Bress and Judge Ana de Alba repeatedly highlighted Zillow’s website design during their questioning of Ungaro, who tried bringing the focus back to the rule itself as the source of an illegal scheme.
“How could Zillow have changed its business model to get the IDX data and avoid antitrust liability?” de Alba asked.
“I don’t know. I haven’t really given that a lot of thought. But the fact of the matter is that in order to get the IDX data they had to join the anticompetitive scheme,” Ungaro responded.
Optional or not?
The judges also homed in on the fact that the no-comingling rule was technically optional and that 71 percent of MLSs had adopted it.

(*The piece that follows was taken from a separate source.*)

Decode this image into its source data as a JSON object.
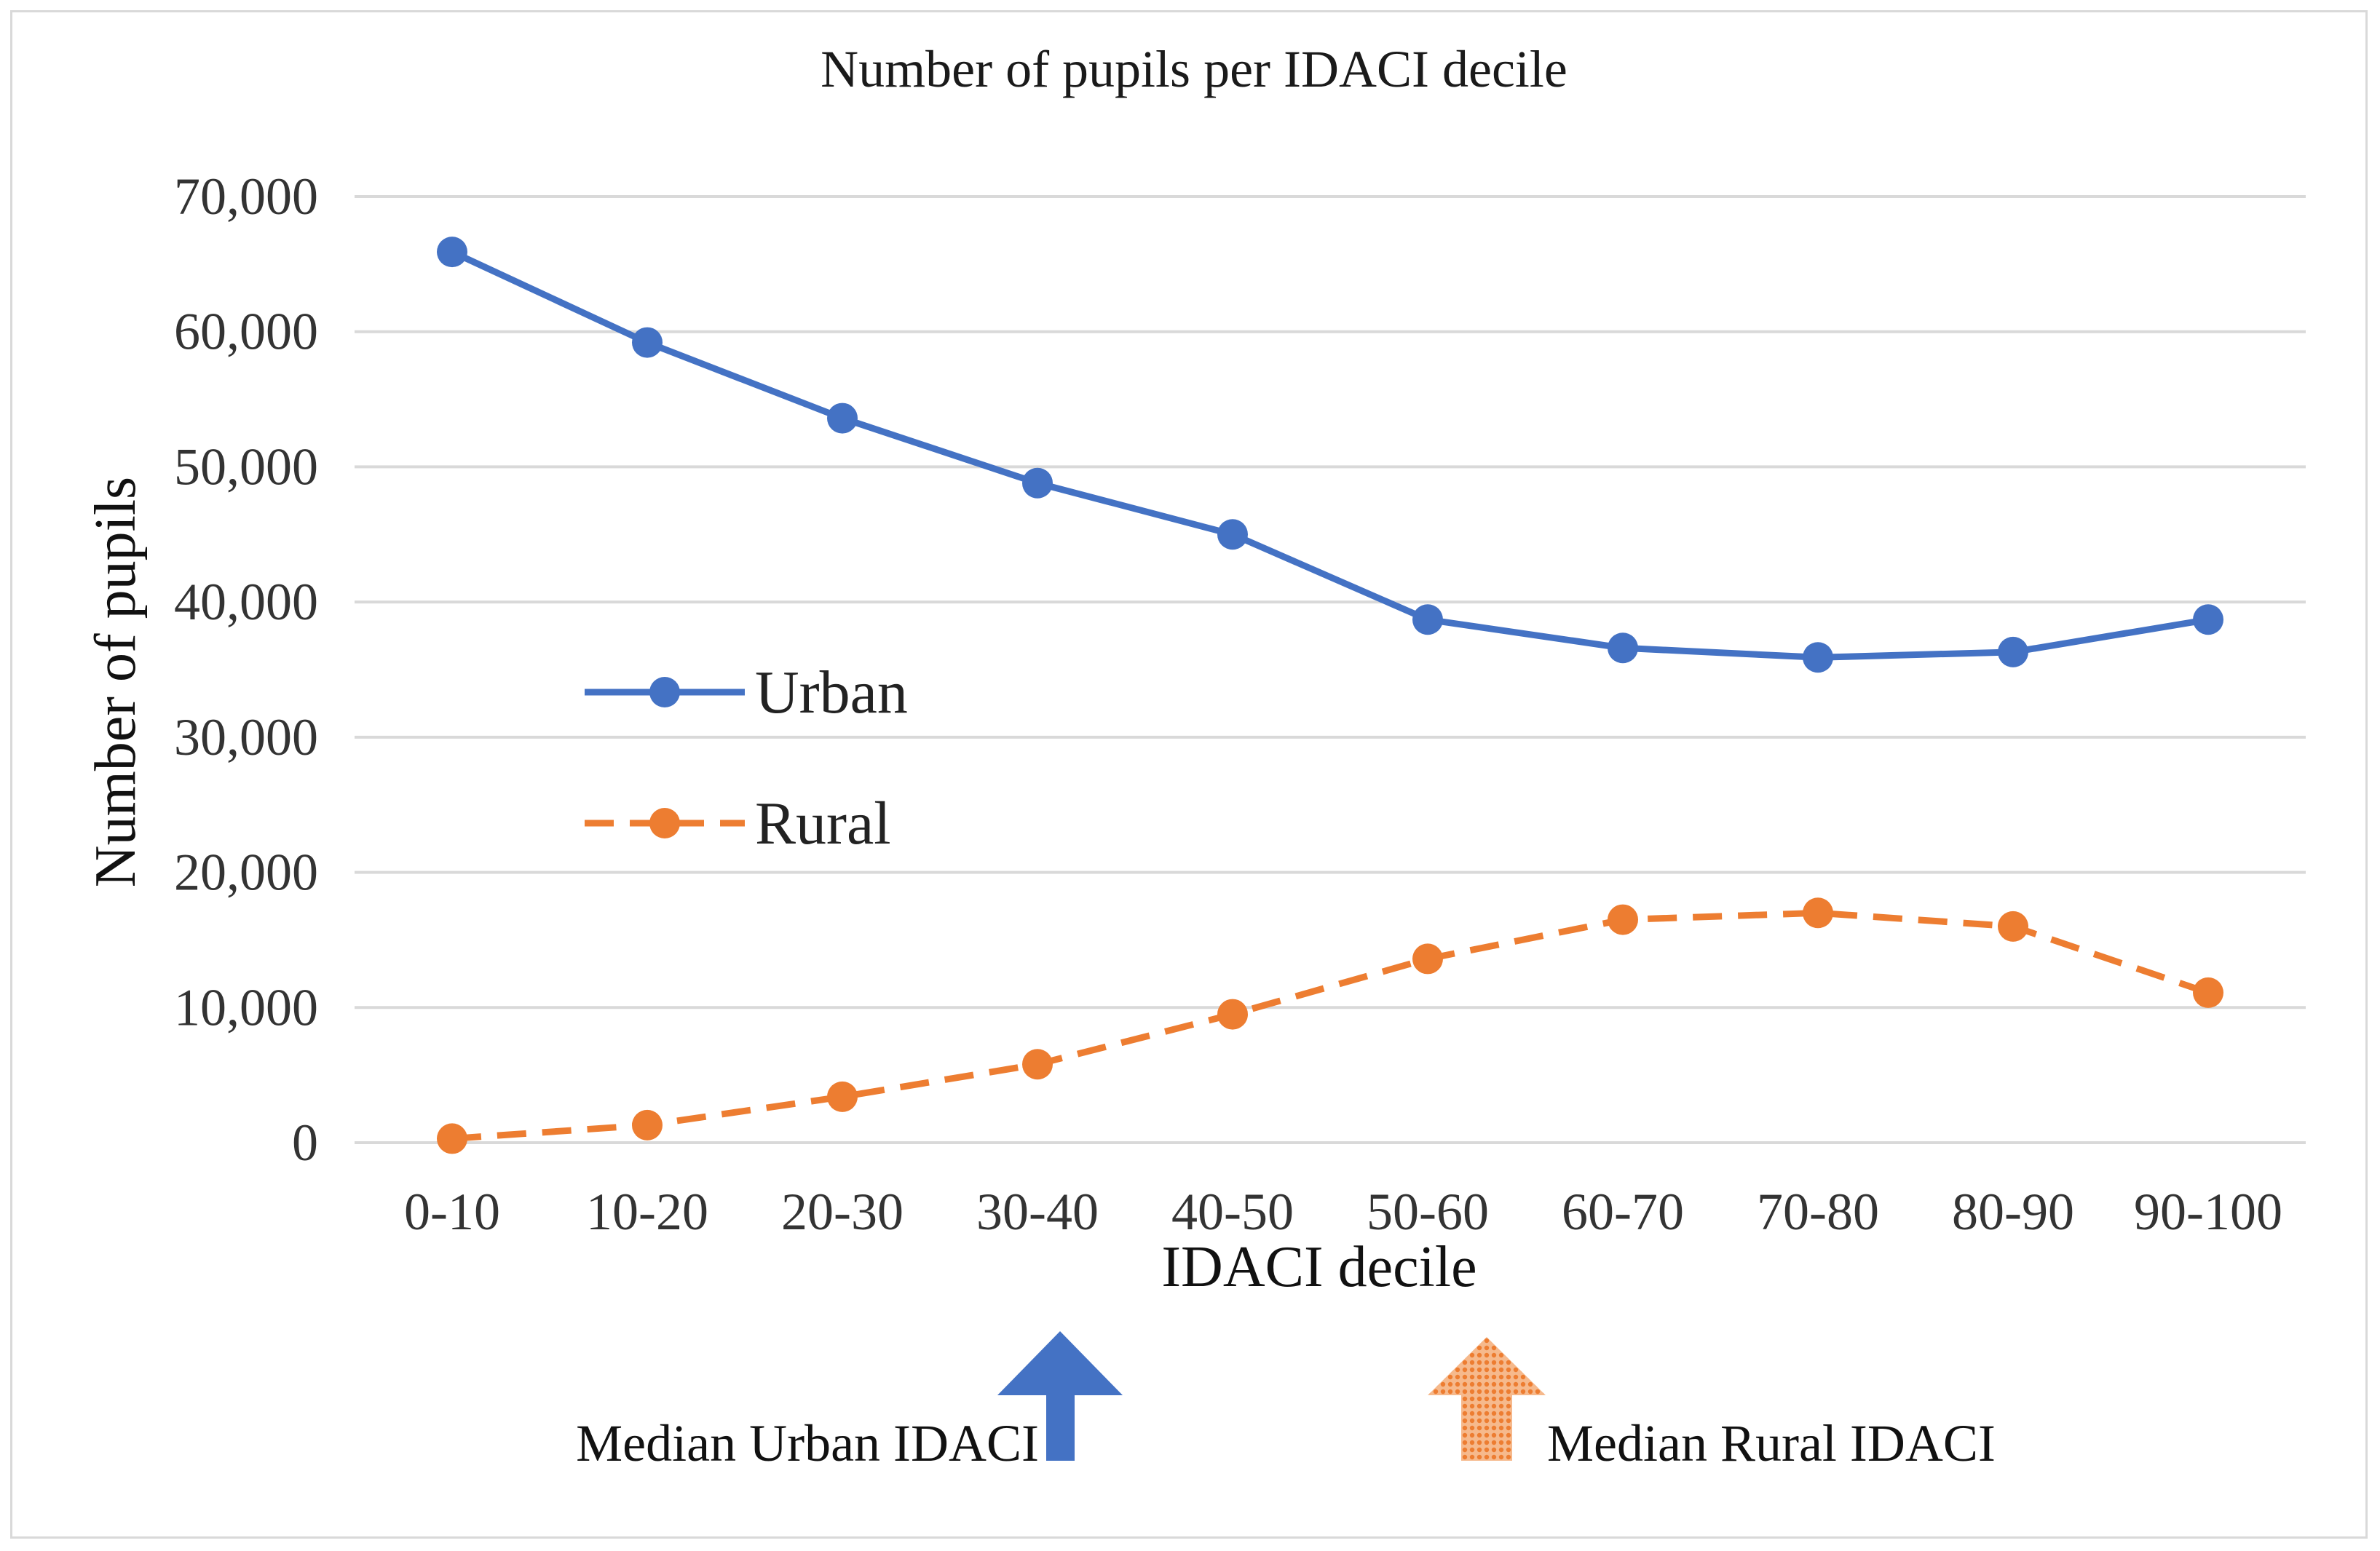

The question is central to REX’s argument on appeal.
Ungaro argued that, in effect, the rule wasn’t optional. Instead, she said, it represented a concerted action by NAR and MLS participants like Zillow to restrain trade.

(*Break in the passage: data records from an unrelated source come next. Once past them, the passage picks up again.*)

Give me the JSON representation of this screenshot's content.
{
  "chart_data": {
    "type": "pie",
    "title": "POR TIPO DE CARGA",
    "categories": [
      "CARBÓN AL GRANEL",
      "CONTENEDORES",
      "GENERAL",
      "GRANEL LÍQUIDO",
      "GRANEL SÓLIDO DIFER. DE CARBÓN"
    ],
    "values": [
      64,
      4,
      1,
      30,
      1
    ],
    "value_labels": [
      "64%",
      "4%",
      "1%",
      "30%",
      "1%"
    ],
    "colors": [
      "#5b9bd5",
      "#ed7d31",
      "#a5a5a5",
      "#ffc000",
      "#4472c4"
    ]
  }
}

“Our position on the optional label that NAR attached to the rule is that it’s a red herring. The real issue is concerted action,” Ungaro said. “For nearly a century, the United States Supreme Court has looked past optional labels.”
“It’s optional at one level. At the next level, it’s not optional; it’s mandatory. If the MLS adopts it, they have to impose it on the participants. If the participants violate the rule, then they’re subject to sanctions,” she said. “Importantly, for Zillow’s purposes, one of the sanctions would have been potentially the loss of the IDX feeds.”
Ungaro noted that NAR dictated that the no-comingling rule couldn’t be altered if adopted.
Zillow and NAR respond
For its part, Zillow worked to keep the focus on its compliance with the rule as simply an update to its website.
Steve Engel, an attorney for Zillow, suggested REX was attempting to shift its argument after several previous court losses, and he shed light on an apparent compromise he said Zillow crafted for REX before REX sued Zillow.
Both Zillow and NAR worked to argue that there was no agreement between Zillow and NAR.
“The reason why the district court thought the optionality of the no-comingling rule was relevant was because REX argued a direct conspiracy and an agreement between NAR and Zillow,” Engel said. “It’s certainly relevant in deciding whether NAR and Zillow — which have no agreements between the two of them — it’s certainly relevant to think that all NAR apparently has done is propose an optional rule 20 years ago that some others have followed.”
Engel suggested there was a kind of hierarchy of NAR rules, and that the no-comingling rule is the lowest tier.
“NAR has mandatory rules. NAR has recommended rules. And then NAR has optional rules,” he argued. “This is the lowest category of moral suasion or any kind of suasion that NAR does.”
Before updating its business model in 2021, Zillow reported hosting an estimated 98 percent of all listings. But it noted it had big gaps in some markets, where as many as 30 percent to 35 percent of listings were missing before it moved to the IDX feed model.
Engel said Zillow created the framework of what he called a “workaround” of the rule that would have allowed REX listings to appear on the main site in exchange for $1 per listing.
“Before Zillow was able to present this to REX, REX sued,” Engel said, “and so here we are.”
DOJ weighs in
The arguments also included an appearance by the Department of Justice, which previously submitted an amicus brief in the case in June in support of neither party. The DOJ didn’t take an overt position in the case’s ultimate outcome, but it is asking the court to rule in REX’s favor and to send the case back to district court.
Alice A. Wang, counsel to the assistant attorney general at the DOJ’s Antitrust Division, zeroed in on the question of optionality and said the district court failed to consider two of three key points.
“An optional rule could be mandatory in practice,” Wang said, laying out the first point. “Second, the adoption of an optional rule can itself be concerted action.”
“And third, an optional rule can serve as an invitation for others to join in a common plan,” Wang added.
She said the district court looked at the first point, but not the second or third, and she asked the judges to rule in REX’s favor.